Matters come to a head when Randa's mother visits Elwan's family and lays plain the problems of the engagement. Elwan's family is sympathetic as Elwan, as a man, may marry easily at any age. Elwan, unable to bear the social pressure and the lack of support for continued engagement from his family or colleagues, releases Randa from her obligations to him, despite great personal angst at betraying his love for her. Randa is in disbelief and then furious at Elwan, breaking off most contact between them and quickly dismissing her deep-seated love for Elwan, whilst Elwan remains tortured and despairing of the turn of events. She soon pursues a relationship with Anwar and then marries him, seeing it as a practical and viable alternative after years of torpor with Elwan. However she is soon disenchanted when she realizes despite Anwar's long overtures, the marriage is not one of true emotional connection and Anwar merely desires Randa as means to befit his social position and serve domestic functions. Randa, caught between modern ideals and traditional obligations, struggles with the new role and then quickly rejects it, seeking a quick divorce, which throws her and Anwar into social disrepute. Elwan meanwhile pursues a relationship of sorts Gulstan and considers marrying her, but his pride refuses the notion of him being 'sold' and he feels any match with Gulstan will be socially embarrassing and speak to weakness. Randa and Elwan reacquaint after Randa's divorce and Randa confesses the lie of the marriage to Anwar, which angers Elwan but does not lead to their reconciliation.

At the crescendo of the story, President Sadat is assassinated, much to the horror of the characters in the story.

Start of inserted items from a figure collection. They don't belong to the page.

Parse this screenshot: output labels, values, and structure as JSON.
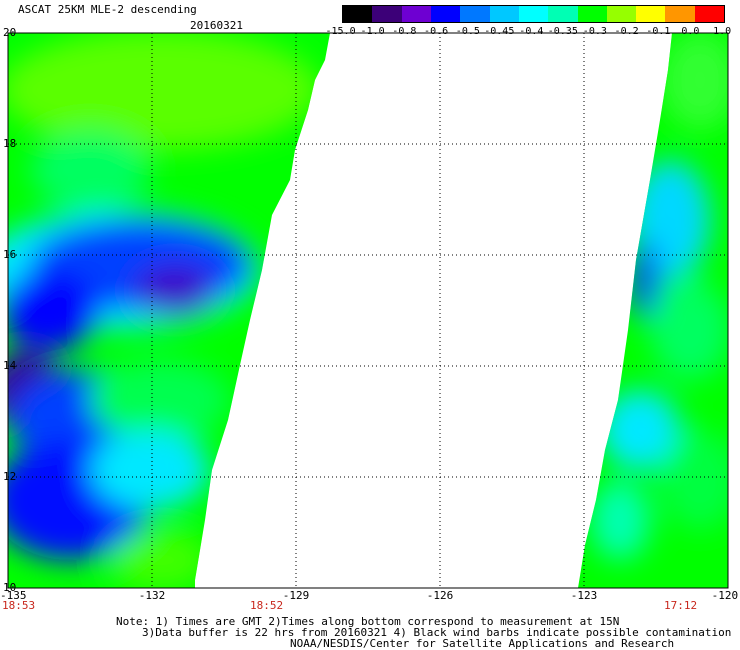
{
  "header": {
    "title": "ASCAT 25KM MLE-2 descending",
    "date": "20160321"
  },
  "colorbar": {
    "labels": [
      "-15.0",
      "-1.0",
      "-0.8",
      "-0.6",
      "-0.5",
      "-0.45",
      "-0.4",
      "-0.35",
      "-0.3",
      "-0.2",
      "-0.1",
      "0.0",
      "1.0"
    ],
    "colors": [
      "#000000",
      "#3c0078",
      "#6e00d2",
      "#0000ff",
      "#0078ff",
      "#00c8ff",
      "#00ffff",
      "#00ffb4",
      "#00ff00",
      "#96ff00",
      "#ffff00",
      "#ff9600",
      "#ff0000"
    ]
  },
  "map": {
    "lon_labels": [
      "-135",
      "-132",
      "-129",
      "-126",
      "-123",
      "-120"
    ],
    "lon_values": [
      -135,
      -132,
      -129,
      -126,
      -123,
      -120
    ],
    "lat_labels": [
      "20",
      "18",
      "16",
      "14",
      "12",
      "10"
    ],
    "lat_values": [
      20,
      18,
      16,
      14,
      12,
      10
    ],
    "pass_times": [
      "18:53",
      "18:52",
      "17:12"
    ]
  },
  "notes": {
    "line1": "Note: 1) Times are GMT 2)Times along bottom correspond to measurement at 15N",
    "line2": "3)Data buffer is 22 hrs from 20160321 4) Black wind barbs indicate possible contamination",
    "line3": "NOAA/NESDIS/Center for Satellite Applications and Research"
  }
}
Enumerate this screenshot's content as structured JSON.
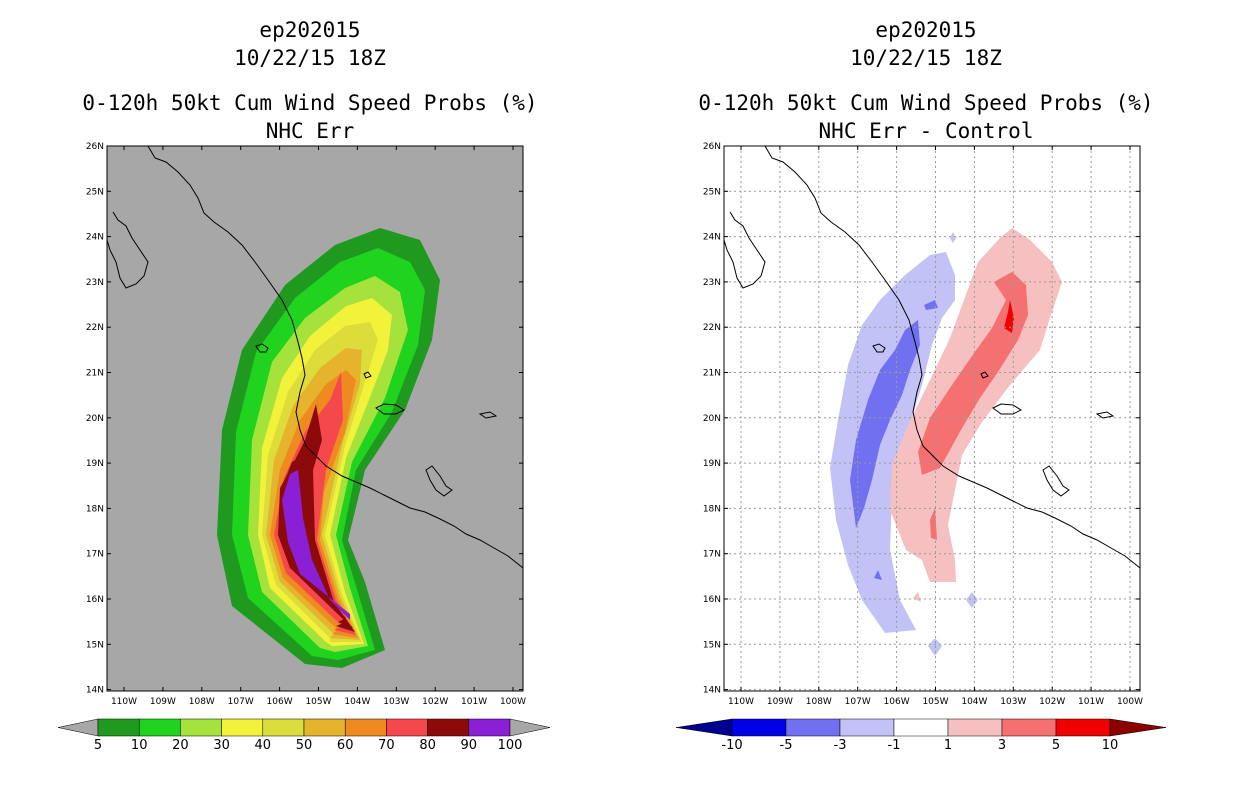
{
  "left_panel": {
    "storm_id": "ep202015",
    "datetime": "10/22/15 18Z",
    "product": "0-120h 50kt Cum Wind Speed Probs (%)",
    "subtitle": "NHC Err",
    "background_color": "#a7a7a7",
    "colorbar": {
      "labels": [
        "5",
        "10",
        "20",
        "30",
        "40",
        "50",
        "60",
        "70",
        "80",
        "90",
        "100"
      ],
      "colors": [
        "#1f9a1f",
        "#1fd31f",
        "#a5e23b",
        "#f2f23b",
        "#dcdc3b",
        "#e6b32d",
        "#ee8a1f",
        "#f5484c",
        "#8c0a0a",
        "#8a1fd6"
      ],
      "end_color": "#a7a7a7"
    }
  },
  "right_panel": {
    "storm_id": "ep202015",
    "datetime": "10/22/15 18Z",
    "product": "0-120h 50kt Cum Wind Speed Probs (%)",
    "subtitle": "NHC Err - Control",
    "background_color": "#ffffff",
    "colorbar": {
      "labels": [
        "-10",
        "-5",
        "-3",
        "-1",
        "1",
        "3",
        "5",
        "10"
      ],
      "colors": [
        "#0000e6",
        "#7070f0",
        "#c2c2f7",
        "#ffffff",
        "#f7c0c0",
        "#f57070",
        "#f00000"
      ],
      "end_low_color": "#000090",
      "end_high_color": "#8c0000"
    }
  },
  "axes": {
    "lat_labels": [
      "26N",
      "25N",
      "24N",
      "23N",
      "22N",
      "21N",
      "20N",
      "19N",
      "18N",
      "17N",
      "16N",
      "15N",
      "14N"
    ],
    "lon_labels": [
      "110W",
      "109W",
      "108W",
      "107W",
      "106W",
      "105W",
      "104W",
      "103W",
      "102W",
      "101W",
      "100W"
    ]
  }
}
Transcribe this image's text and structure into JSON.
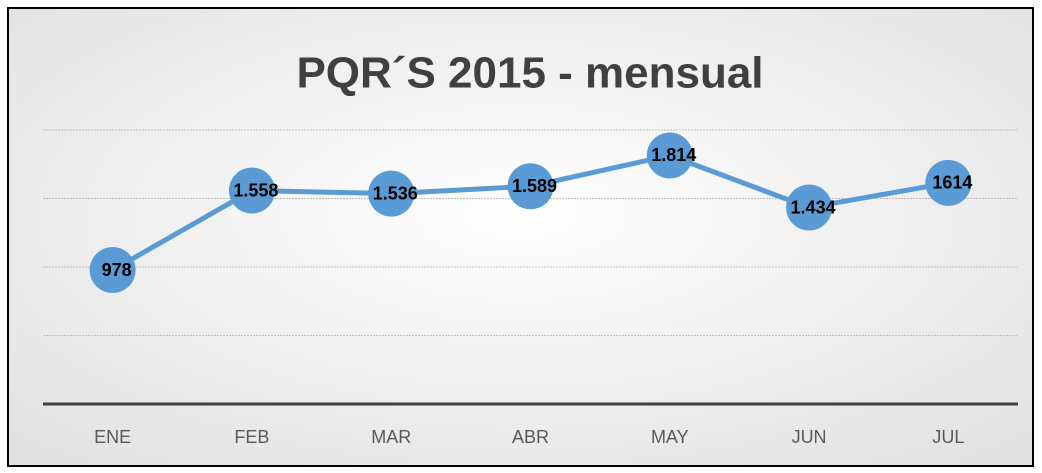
{
  "chart_data": {
    "type": "line",
    "title": "PQR´S  2015 - mensual",
    "categories": [
      "ENE",
      "FEB",
      "MAR",
      "ABR",
      "MAY",
      "JUN",
      "JUL"
    ],
    "series": [
      {
        "name": "PQR",
        "color": "#5b9bd5",
        "values": [
          978,
          1558,
          1536,
          1589,
          1814,
          1434,
          1614
        ],
        "value_labels": [
          "978",
          "1.558",
          "1.536",
          "1.589",
          "1.814",
          "1.434",
          "1614"
        ]
      }
    ],
    "ylim": [
      0,
      2000
    ],
    "yticks": [
      0,
      500,
      1000,
      1500,
      2000
    ],
    "grid": true
  }
}
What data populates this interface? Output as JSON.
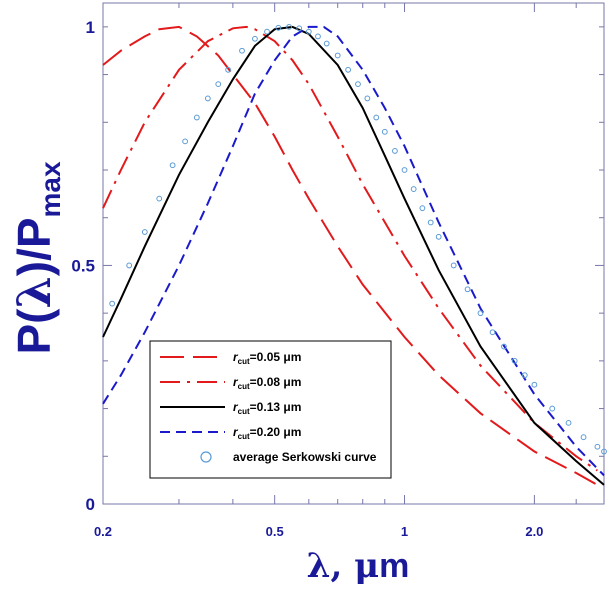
{
  "colors": {
    "axis": "#7777aa",
    "label": "#1a1a99",
    "red": "#e31a1c",
    "black": "#000000",
    "blue": "#1a1acc",
    "circle": "#5b9bd5"
  },
  "labels": {
    "ylabel_main": "P(",
    "ylabel_lambda": "λ",
    "ylabel_close": ")/P",
    "ylabel_sub": "max",
    "xlabel_lambda": "λ",
    "xlabel_rest": ", ",
    "xlabel_mu": "μ",
    "xlabel_m": "m"
  },
  "chart_data": {
    "type": "line",
    "xscale": "log",
    "xlim": [
      0.2,
      2.9
    ],
    "ylim": [
      0,
      1.05
    ],
    "xticks": [
      {
        "value": 0.2,
        "label": "0.2"
      },
      {
        "value": 0.5,
        "label": "0.5"
      },
      {
        "value": 1.0,
        "label": "1"
      },
      {
        "value": 2.0,
        "label": "2.0"
      }
    ],
    "yticks": [
      {
        "value": 0,
        "label": "0"
      },
      {
        "value": 0.5,
        "label": "0.5"
      },
      {
        "value": 1.0,
        "label": "1"
      }
    ],
    "grid": false,
    "legend_position": "lower-left",
    "series": [
      {
        "name_prefix": "r",
        "name_sub": "cut",
        "name_suffix": "=0.05 μm",
        "style": "long-dash",
        "color": "#e31a1c",
        "x": [
          0.2,
          0.22,
          0.25,
          0.27,
          0.3,
          0.33,
          0.37,
          0.4,
          0.45,
          0.5,
          0.55,
          0.6,
          0.7,
          0.8,
          1.0,
          1.2,
          1.5,
          2.0,
          2.5,
          2.8
        ],
        "y": [
          0.92,
          0.95,
          0.98,
          0.995,
          1.0,
          0.98,
          0.94,
          0.9,
          0.84,
          0.77,
          0.7,
          0.64,
          0.54,
          0.46,
          0.35,
          0.27,
          0.19,
          0.11,
          0.065,
          0.04
        ]
      },
      {
        "name_prefix": "r",
        "name_sub": "cut",
        "name_suffix": "=0.08 μm",
        "style": "dash-dot",
        "color": "#e31a1c",
        "x": [
          0.2,
          0.22,
          0.25,
          0.3,
          0.35,
          0.4,
          0.43,
          0.45,
          0.5,
          0.55,
          0.6,
          0.7,
          0.8,
          1.0,
          1.2,
          1.5,
          2.0,
          2.5,
          2.8
        ],
        "y": [
          0.62,
          0.7,
          0.8,
          0.91,
          0.97,
          0.997,
          1.0,
          0.995,
          0.97,
          0.93,
          0.88,
          0.77,
          0.67,
          0.52,
          0.41,
          0.29,
          0.17,
          0.1,
          0.07
        ]
      },
      {
        "name_prefix": "r",
        "name_sub": "cut",
        "name_suffix": "=0.13 μm",
        "style": "solid",
        "color": "#000000",
        "x": [
          0.2,
          0.22,
          0.25,
          0.3,
          0.35,
          0.4,
          0.45,
          0.5,
          0.55,
          0.6,
          0.7,
          0.8,
          0.9,
          1.0,
          1.2,
          1.5,
          2.0,
          2.5,
          2.9
        ],
        "y": [
          0.35,
          0.43,
          0.54,
          0.69,
          0.8,
          0.89,
          0.96,
          0.995,
          1.0,
          0.985,
          0.92,
          0.83,
          0.73,
          0.64,
          0.49,
          0.33,
          0.17,
          0.09,
          0.04
        ]
      },
      {
        "name_prefix": "r",
        "name_sub": "cut",
        "name_suffix": "=0.20 μm",
        "style": "short-dash",
        "color": "#1a1acc",
        "x": [
          0.2,
          0.22,
          0.25,
          0.3,
          0.35,
          0.4,
          0.45,
          0.5,
          0.55,
          0.6,
          0.65,
          0.7,
          0.8,
          0.9,
          1.0,
          1.2,
          1.5,
          2.0,
          2.5,
          2.9
        ],
        "y": [
          0.21,
          0.27,
          0.36,
          0.5,
          0.63,
          0.75,
          0.86,
          0.93,
          0.98,
          1.0,
          1.0,
          0.98,
          0.91,
          0.83,
          0.75,
          0.59,
          0.41,
          0.23,
          0.12,
          0.06
        ]
      },
      {
        "name": "average Serkowski curve",
        "style": "circles",
        "color": "#5b9bd5",
        "x": [
          0.21,
          0.23,
          0.25,
          0.27,
          0.29,
          0.31,
          0.33,
          0.35,
          0.37,
          0.39,
          0.42,
          0.45,
          0.48,
          0.51,
          0.54,
          0.57,
          0.6,
          0.63,
          0.66,
          0.7,
          0.74,
          0.78,
          0.82,
          0.86,
          0.9,
          0.95,
          1.0,
          1.05,
          1.1,
          1.15,
          1.2,
          1.3,
          1.4,
          1.5,
          1.6,
          1.7,
          1.8,
          1.9,
          2.0,
          2.2,
          2.4,
          2.6,
          2.8,
          2.9
        ],
        "y": [
          0.42,
          0.5,
          0.57,
          0.64,
          0.71,
          0.76,
          0.81,
          0.85,
          0.88,
          0.91,
          0.95,
          0.975,
          0.99,
          0.998,
          1.0,
          0.997,
          0.99,
          0.98,
          0.965,
          0.94,
          0.91,
          0.88,
          0.85,
          0.81,
          0.78,
          0.74,
          0.7,
          0.66,
          0.62,
          0.59,
          0.56,
          0.5,
          0.45,
          0.4,
          0.36,
          0.33,
          0.3,
          0.27,
          0.25,
          0.2,
          0.17,
          0.14,
          0.12,
          0.11
        ]
      }
    ]
  }
}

Provoked by the events while despairing of his country and himself, Elwan goes to meet with Gulstan but finds Anwar there. In uncharacteristic rage, Elwan unleashes on Anwar kills him. The horrified Gulstan attempts to help Elwan cover up the murder on account of Anwar's pre-existing heart condition and her feelings for Elwan, but Elwan is resigned to fate and only half-heartedly attempts to conceal his crime. Elwan is imprisoned, bringing the story of Egypt's path and Elwan's into alignment. The novel ends with Muhtashimi's regret over the twin courses of disappointment, and regards Egypt as a nation caught between its many problems and a national character with occasional victories but far many disappointments and failings. Muhtashimi however recalls over the course of the novel his great faith in the teachings of the prophet and Islam, and ultimately believes as he prepares to die that faith will see his family, his grandson and his country through these yet again difficult times.

Like many of Mahfouz's novels, the book uses Egyptian history and society to analyze universal themes such as the relationship between love and economics, familiar relationships, death, and the irrationality of human emotion.